В 1945-м Арсению Михайловичу Корниевскому исполнилось шестьдесят. Первая половина его жизни могла служить декорацией к спектаклю о лощеном избалованном сухаре, а вторая – к трагедии о гибели эпохи, кровавом терроре и крушении надежд. Однако если бы кто-то наверху – нет, не в исполкоме или райкоме партии, а там, на самом верху – поинтересовался, когда же он действительно был счастлив, то вторая половина перевесила бы первую. Молодость вела себя скучно, бурным развлечениям предпочитала тоскливые репетиции, по улицам сановного Санкт-Петербурга ходила осторожно, боялась поранить руки или запятнать репутацию благородной семьи. Младший брат Аркадий открыто потешался над неприспособленностью старшего, и не напрасно. Если бы Гарри в злополучном 1917-м не нашел невесту для Сэмми, тот никогда не решился бы сделать предложение ни бледной Лоле, ни любой другой барышне. Papa et maman уехали, Гарри сгинул в пучине революции, и бедному, никому не нужному музыканту стало совсем страшно и скучно жить.

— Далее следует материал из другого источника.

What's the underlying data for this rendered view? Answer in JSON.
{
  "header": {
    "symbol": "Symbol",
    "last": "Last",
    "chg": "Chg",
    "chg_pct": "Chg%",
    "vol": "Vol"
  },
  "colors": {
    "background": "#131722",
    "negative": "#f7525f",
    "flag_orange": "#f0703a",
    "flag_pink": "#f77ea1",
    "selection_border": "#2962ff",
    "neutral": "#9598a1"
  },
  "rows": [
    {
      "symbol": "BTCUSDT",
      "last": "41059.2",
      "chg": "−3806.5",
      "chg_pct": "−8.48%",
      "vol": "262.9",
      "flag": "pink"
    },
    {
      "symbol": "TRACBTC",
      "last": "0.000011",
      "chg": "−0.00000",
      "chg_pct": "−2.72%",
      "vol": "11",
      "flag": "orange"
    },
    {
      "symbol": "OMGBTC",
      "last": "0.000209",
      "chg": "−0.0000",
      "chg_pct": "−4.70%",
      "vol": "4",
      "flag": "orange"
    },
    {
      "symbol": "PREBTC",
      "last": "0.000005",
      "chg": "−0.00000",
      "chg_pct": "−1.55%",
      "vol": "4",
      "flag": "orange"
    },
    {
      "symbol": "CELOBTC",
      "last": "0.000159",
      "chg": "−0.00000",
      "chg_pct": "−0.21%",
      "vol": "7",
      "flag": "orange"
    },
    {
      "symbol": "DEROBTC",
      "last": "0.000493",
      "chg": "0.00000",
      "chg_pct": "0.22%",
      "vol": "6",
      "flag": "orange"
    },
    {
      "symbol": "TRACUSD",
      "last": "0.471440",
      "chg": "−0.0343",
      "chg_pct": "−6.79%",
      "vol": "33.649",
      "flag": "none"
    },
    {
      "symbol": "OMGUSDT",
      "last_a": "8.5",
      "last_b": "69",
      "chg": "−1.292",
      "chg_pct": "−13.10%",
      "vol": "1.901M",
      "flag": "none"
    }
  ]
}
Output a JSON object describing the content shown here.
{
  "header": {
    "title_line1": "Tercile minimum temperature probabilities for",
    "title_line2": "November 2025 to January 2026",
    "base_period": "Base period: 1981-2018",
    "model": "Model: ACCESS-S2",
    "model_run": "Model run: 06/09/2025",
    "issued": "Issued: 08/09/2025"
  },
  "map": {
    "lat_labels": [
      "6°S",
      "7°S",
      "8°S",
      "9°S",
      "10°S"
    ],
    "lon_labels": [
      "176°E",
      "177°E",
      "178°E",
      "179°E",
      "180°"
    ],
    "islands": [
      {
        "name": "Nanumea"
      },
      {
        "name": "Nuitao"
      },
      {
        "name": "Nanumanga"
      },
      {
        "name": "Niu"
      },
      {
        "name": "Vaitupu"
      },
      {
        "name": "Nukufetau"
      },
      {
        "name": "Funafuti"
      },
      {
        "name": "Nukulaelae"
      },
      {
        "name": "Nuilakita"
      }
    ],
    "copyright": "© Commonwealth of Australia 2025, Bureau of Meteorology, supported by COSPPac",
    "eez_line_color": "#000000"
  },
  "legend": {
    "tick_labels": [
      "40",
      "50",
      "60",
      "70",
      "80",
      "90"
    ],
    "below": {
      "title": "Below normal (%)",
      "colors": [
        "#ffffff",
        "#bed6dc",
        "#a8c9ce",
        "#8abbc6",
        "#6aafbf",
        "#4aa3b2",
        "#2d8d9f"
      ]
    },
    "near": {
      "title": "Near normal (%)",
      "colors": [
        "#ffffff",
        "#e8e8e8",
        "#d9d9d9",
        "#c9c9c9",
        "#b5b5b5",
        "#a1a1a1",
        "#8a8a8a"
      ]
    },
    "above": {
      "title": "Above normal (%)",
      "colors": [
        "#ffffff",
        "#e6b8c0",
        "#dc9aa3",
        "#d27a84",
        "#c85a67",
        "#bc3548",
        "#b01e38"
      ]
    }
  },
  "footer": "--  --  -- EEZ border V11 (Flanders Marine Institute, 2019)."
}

Зато вторая половина жизни выдалась похожей на приключенческий роман. Сначала его потеснили в квартире, он голодал, бродил по улицам, прижимая к груди Страдивари несметной цены. Потом снова удалось получить место в оркестре, даже поездить с гастролями, засияла пленительная звезда успеха. Только он попробовал примерить на себя фрак знаменитости, как тут же скрутили руки за спиной и отправили в неведомую степь, где даже деревья не жили. Здесь предстояло заселять необжитый край, строить общину. Кому? Музыканту, кто тяжелее скрипки отродясь ничего в руках не держал. Разве не смешно? Разве не увлекательно? Арсений чувствовал, что, преодолевая напасти, наполнялся здоровой, горячей кровью. А во второй половине его жизни таких поворотных пунктов сыскалось много, поэтому прожитые годы казались интереснее, а значит, и счастливее.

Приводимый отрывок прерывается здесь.